Very rare first edition of this pioneering and electrifying work by Quaker minister Sophia Hume, famed across England and America for her eloquence, printed with the aid of Philadelphia Quakers and issued by the publishing house of William Bradford, who arrived in America with William Penn in 1682 and whose firm published Paine’s Common Sense, scarce in contemporary calf.

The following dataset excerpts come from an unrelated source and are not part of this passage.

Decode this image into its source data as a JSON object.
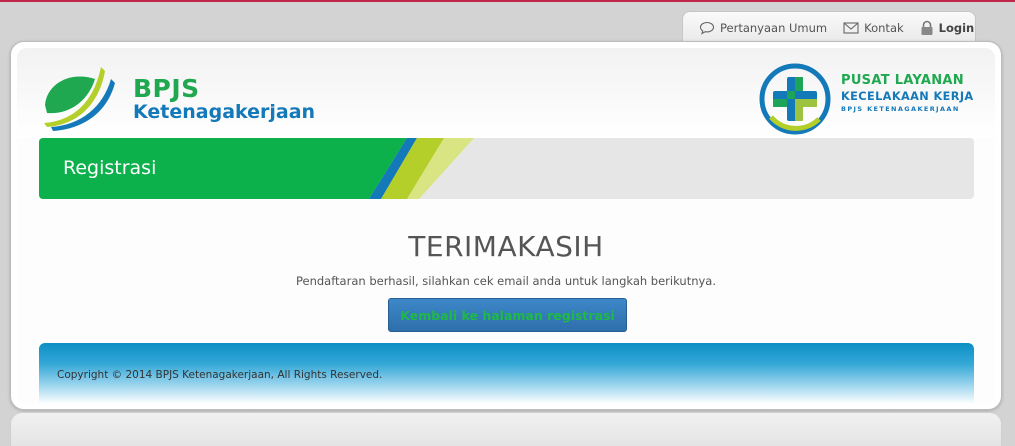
{
  "topnav": {
    "faq_label": "Pertanyaan Umum",
    "contact_label": "Kontak",
    "login_label": "Login"
  },
  "brand": {
    "title": "BPJS",
    "subtitle": "Ketenagakerjaan"
  },
  "pusat": {
    "line1": "PUSAT LAYANAN",
    "line2": "KECELAKAAN KERJA",
    "line3": "BPJS KETENAGAKERJAAN"
  },
  "page": {
    "section_title": "Registrasi",
    "heading": "TERIMAKASIH",
    "message": "Pendaftaran berhasil, silahkan cek email anda untuk langkah berikutnya.",
    "back_button_label": "Kembali ke halaman registrasi"
  },
  "footer": {
    "copyright": "Copyright © 2014 BPJS Ketenagakerjaan, All Rights Reserved."
  },
  "colors": {
    "brand_green": "#1fa84f",
    "brand_blue": "#1479b8",
    "button_blue": "#3479b9",
    "footer_blue": "#0c8fc4",
    "accent_red": "#c0264a"
  }
}
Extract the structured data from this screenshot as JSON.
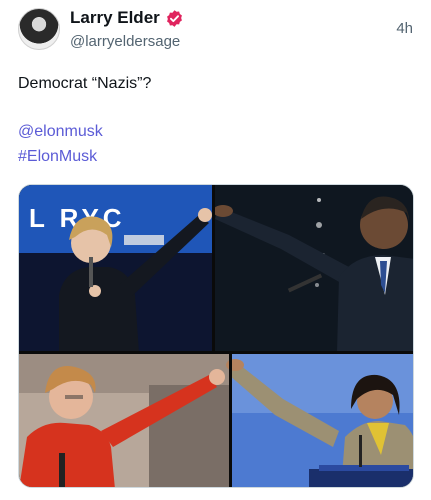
{
  "post": {
    "author_name": "Larry Elder",
    "author_handle": "@larryeldersage",
    "timestamp": "4h",
    "text_line": "Democrat “Nazis”?",
    "mention": "@elonmusk",
    "hashtag": "#ElonMusk"
  },
  "media": {
    "banner_text": "L  RYC"
  },
  "colors": {
    "link": "#5b5bd6",
    "verified_badge": "#e0245e",
    "muted": "#536471"
  },
  "icons": {
    "verified": "verified-badge-icon"
  }
}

Sophia Hume, born in South Carolina, was the granddaughter of Mary Fisher, one of the first Quakers to preach in New England. Raised Anglican, Hume moved to England where she converted and joined the Society of Friends. "Like many other women converted during the Great Awakening around 1740, she was accused of 'Delusion' and 'religious Madness.' But despite the disapproval of her children and former friends, she traveled extensively for more than 30 years, writing and preaching both in England and the colonies" (Moynihan et al, Second to None: I). At that time Quaker "women's participation in the ministry, traditionally a masculine prerogative, sprang from Quaker belief in both genders' capacity to be guided by the Holy Spirit in inspired preaching… Long before 19th-century women reformers pioneered in the secular realm, challenging social convention as females delivering public lectures, Quaker women ministers in colonial America were routinely speaking in public before 'mixed audiences' (composed of both men and women)" (Larson, Daughters of Light, 4, 10). Hume had returned to Charleston in the late 1740s where, "to spread her message further, she wrote The Exhortation… and, to get it printed quickly, took the manuscript to Philadelphia," arriving there in June 1747 (Boyer, Notable American Women, 234). She "preached at a number of Friends' Meetings during the summer months and left for London in late October. In the interim the Meeting of the Society of Friends in Philadelphia promoted a subscription 'for defraying the charges of printing our frd Sophia Hume's book" (Miller 445). "Among Quaker women of her day, Hume had an extraordinary knowledge of the arts, literature and theology… [The Exhortation] conveyed a fairly simple appeal for repentance and reformation, its strength derived from Hume's lifelong gift for strong phrases and intense, incantational prose" (Boyer, 234-5). With 14-stanza "Divine Love Commemorated" at rear. Sabin 33780. See Evans 5974; 6166. Early owner ink signatures to front free endpaper.
Some foxing and minor embrowning to text. Contemporary calf covers nicely restored. An extremely good copy.